The fit of pique gravely undermines the declaration, which was meant as a centre-piece of the one-day summit. The Amazon jungles, “the lungs of the planet”, absorb huge quantities of carbon dioxide, the main cause of global warming. Logging is the second biggest source of emissions.

Ending deforestation is pivotal to dealing with climate change, the British Development Secretary Justine Greening said in New York. “Putting a stop to deforestation is the smart thing to do,” she said. “Without action, the world will get hungrier, poorer and more dangerous. There is no point building a health clinic for poor people in Bangladesh if it will get washed away by the next floods.”

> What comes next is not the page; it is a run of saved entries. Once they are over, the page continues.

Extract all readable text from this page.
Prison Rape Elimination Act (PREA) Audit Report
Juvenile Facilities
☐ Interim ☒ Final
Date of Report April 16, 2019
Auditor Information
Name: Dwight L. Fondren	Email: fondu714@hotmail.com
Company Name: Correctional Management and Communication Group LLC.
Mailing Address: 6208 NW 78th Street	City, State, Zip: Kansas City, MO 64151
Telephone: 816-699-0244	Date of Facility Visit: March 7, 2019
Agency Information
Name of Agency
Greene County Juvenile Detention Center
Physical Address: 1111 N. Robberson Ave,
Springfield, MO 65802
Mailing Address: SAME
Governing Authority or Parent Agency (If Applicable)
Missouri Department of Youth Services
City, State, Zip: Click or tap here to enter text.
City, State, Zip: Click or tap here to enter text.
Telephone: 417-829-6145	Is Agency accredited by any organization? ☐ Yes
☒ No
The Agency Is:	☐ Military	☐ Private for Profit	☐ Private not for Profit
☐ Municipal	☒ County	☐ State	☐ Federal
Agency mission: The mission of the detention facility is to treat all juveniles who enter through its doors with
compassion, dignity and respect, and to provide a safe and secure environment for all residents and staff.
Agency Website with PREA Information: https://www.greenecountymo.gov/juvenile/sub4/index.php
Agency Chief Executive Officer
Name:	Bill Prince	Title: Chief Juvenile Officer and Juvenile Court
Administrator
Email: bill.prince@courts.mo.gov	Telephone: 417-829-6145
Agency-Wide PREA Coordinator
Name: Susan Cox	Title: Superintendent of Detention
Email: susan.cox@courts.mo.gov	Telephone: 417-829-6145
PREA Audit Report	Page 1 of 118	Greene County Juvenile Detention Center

Brazil’s stance took the summit by surprise. “Unfortunately, we were not consulted,” Brazil’s Environment Minister Izabella Teixeira told the Associated Press. Her government, she said, was “not invited to be engaged in the preparation process” and was merely handed a copy of the text when it was completed.

In just a decade, Brazil has reduced deforestation by 79 per cent, according to The Climate Group. However, last year saw a brief pick-up in deforestation rates, a reversal that some environmentalists have blamed on a relaxation of logging restrictions.

The UN denied freezing Brazil out. “There was no desire to exclude Brazil,” said Charles McNeill, a policy advisor at the United Nations Development Programme. “They are the most important country in this area. An effort that involves Brazil is much more powerful and impactful than one that doesn’t.”

Several nations pledged to slow deforestation, notably Peru. The declaration is meant to form part of a pact for adoption next year.